Mohammed Ben Sulayem Fórmula 1
Automobilismo Fórmula 1

Fórmula 1: conflitos no Oriente Médio forçam mudança de última hora em regra

Os ataques com mísseis envolvendo Estados Unidos, Israel e Irã colocaram a Fórmula 1 em alerta. O bombardeio a uma base naval americana no Bahrein abriu discussões sobre um possível cancelamento da quarta etapa do campeonato e de outras provas do calendário no Oriente Médio. Agora, às vésperas da abertura da temporada, a FIA (Federação Internacional de Automobilismo) precisou flexibilizar regras ligadas ao toque de recolher, ao menos para o GP da Austrália.

Com o espaço aéreo de partes do Golfo Pérsico fechado, o deslocamento das equipes até Melbourne foi afetado. Rotas sobre Abu Dhabi, Kuwait e Qatar ficaram indisponíveis e obrigaram a reorganização dos voos. Como a maioria das equipes tem sede no Reino Unido, a logística já seria complexa, e a tensão geopolítica levou a Fórmula 1 a fretar trajetos alternativos passando por Singapura.

Ainda assim, os atrasos foram inevitáveis e afetaram o cronograma de chegada de carros e equipamentos.
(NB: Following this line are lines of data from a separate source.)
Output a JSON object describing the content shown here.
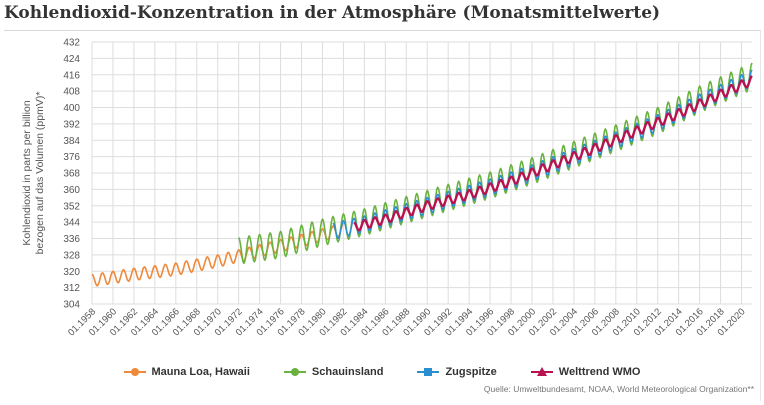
{
  "page": {
    "title": "Kohlendioxid-Konzentration in der Atmosphäre (Monatsmittelwerte)",
    "source": "Quelle: Umweltbundesamt, NOAA, World Meteorological Organization**"
  },
  "colors": {
    "mauna_loa": "#f0883a",
    "schauinsland": "#6ab23f",
    "zugspitze": "#2a8fd0",
    "welttrend": "#b8134f",
    "grid": "#dddddd",
    "axis_text": "#555555"
  },
  "legend": [
    {
      "name": "Mauna Loa, Hawaii",
      "marker": "circle",
      "color": "#f0883a"
    },
    {
      "name": "Schauinsland",
      "marker": "circle",
      "color": "#6ab23f"
    },
    {
      "name": "Zugspitze",
      "marker": "square",
      "color": "#2a8fd0"
    },
    {
      "name": "Welttrend WMO",
      "marker": "triangle",
      "color": "#b8134f"
    }
  ],
  "chart_data": {
    "type": "line",
    "title": "Kohlendioxid-Konzentration in der Atmosphäre (Monatsmittelwerte)",
    "xlabel": "",
    "ylabel": "Kohlendioxid in parts per billion bezogen auf das Volumen (ppmV)*",
    "ylim": [
      304,
      432
    ],
    "yticks": [
      304,
      312,
      320,
      328,
      336,
      344,
      352,
      360,
      368,
      376,
      384,
      392,
      400,
      408,
      416,
      424,
      432
    ],
    "xlim": [
      1958.0,
      2021.0
    ],
    "xticks": [
      "01.1958",
      "01.1960",
      "01.1962",
      "01.1964",
      "01.1966",
      "01.1968",
      "01.1970",
      "01.1972",
      "01.1974",
      "01.1976",
      "01.1978",
      "01.1980",
      "01.1982",
      "01.1984",
      "01.1986",
      "01.1988",
      "01.1990",
      "01.1992",
      "01.1994",
      "01.1996",
      "01.1998",
      "01.2000",
      "01.2002",
      "01.2004",
      "01.2006",
      "01.2008",
      "01.2010",
      "01.2012",
      "01.2014",
      "01.2016",
      "01.2018",
      "01.2020"
    ],
    "grid": true,
    "legend_position": "bottom",
    "series": [
      {
        "name": "Mauna Loa, Hawaii",
        "color": "#f0883a",
        "period": [
          1958.0,
          1982.0
        ],
        "annual_mean_start": [
          1958,
          316
        ],
        "annual_mean_points": [
          [
            1958,
            315.5
          ],
          [
            1962,
            318.5
          ],
          [
            1966,
            321.0
          ],
          [
            1970,
            325.0
          ],
          [
            1974,
            330.0
          ],
          [
            1978,
            335.0
          ],
          [
            1982,
            340.5
          ]
        ],
        "seasonal_amplitude": 3.0
      },
      {
        "name": "Schauinsland",
        "color": "#6ab23f",
        "period": [
          1972.0,
          2021.0
        ],
        "annual_mean_points": [
          [
            1972,
            330.0
          ],
          [
            1976,
            333.0
          ],
          [
            1980,
            339.0
          ],
          [
            1984,
            344.0
          ],
          [
            1988,
            350.0
          ],
          [
            1992,
            356.0
          ],
          [
            1996,
            362.0
          ],
          [
            2000,
            369.0
          ],
          [
            2004,
            377.0
          ],
          [
            2008,
            385.0
          ],
          [
            2012,
            393.5
          ],
          [
            2016,
            404.0
          ],
          [
            2020,
            413.0
          ]
        ],
        "seasonal_amplitude": 6.5
      },
      {
        "name": "Zugspitze",
        "color": "#2a8fd0",
        "period": [
          1981.0,
          2021.0
        ],
        "annual_mean_points": [
          [
            1981,
            339.5
          ],
          [
            1984,
            343.0
          ],
          [
            1988,
            349.0
          ],
          [
            1992,
            355.0
          ],
          [
            1996,
            361.0
          ],
          [
            2000,
            368.0
          ],
          [
            2004,
            376.0
          ],
          [
            2008,
            384.0
          ],
          [
            2012,
            392.5
          ],
          [
            2016,
            402.5
          ],
          [
            2020,
            412.0
          ]
        ],
        "seasonal_amplitude": 4.0
      },
      {
        "name": "Welttrend WMO",
        "color": "#b8134f",
        "period": [
          1983.0,
          2021.0
        ],
        "annual_mean_points": [
          [
            1983,
            341.5
          ],
          [
            1986,
            345.5
          ],
          [
            1990,
            352.0
          ],
          [
            1994,
            357.5
          ],
          [
            1998,
            364.0
          ],
          [
            2002,
            372.0
          ],
          [
            2006,
            380.0
          ],
          [
            2010,
            388.5
          ],
          [
            2014,
            397.0
          ],
          [
            2018,
            406.5
          ],
          [
            2020,
            411.0
          ]
        ],
        "seasonal_amplitude": 2.2
      }
    ]
  }
}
Diante disso, a FIA suspendeu temporariamente as restrições que limitam o trabalho das equipes em determinados períodos do fim de semana.

O que é o toque de recolher e como isso afeta o planejamento da Fórmula 1

Na Fórmula 1, o toque de recolher determina intervalos em que funcionários das equipes não podem trabalhar nos carros. A medida está ligada ao controle de gastos e à limitação da carga de trabalho nos fins de semana de corrida. O conceito é diferente do parc fermé (ou parque fechado, em tradução livre), regime que restringe alterações no carro após a classificação para garantir que a configuração do treino seja a mesma usada na corrida.

O diretor de prova Rui Marques comunicou às equipes que, devido aos atrasos nas viagens e no transporte de equipamentos, os dois primeiros períodos de toque de recolher previstos para o fim de semana não serão aplicados no GP da Austrália.

O primeiro desses períodos normalmente começa 42 horas antes do primeiro treino livre e termina 29 horas antes da sessão. O segundo vai de 18 horas antes do início do treino até quatro horas antes da atividade.

A flexibilização foi adotada para ajudar equipes que ainda enfrentem dificuldades logísticas na chegada de peças e materiais ao paddock da Fórmula 1. Sem as restrições iniciais, os mecânicos terão liberdade para trabalhar na preparação dos carros assim que tudo estiver disponível nas garagens.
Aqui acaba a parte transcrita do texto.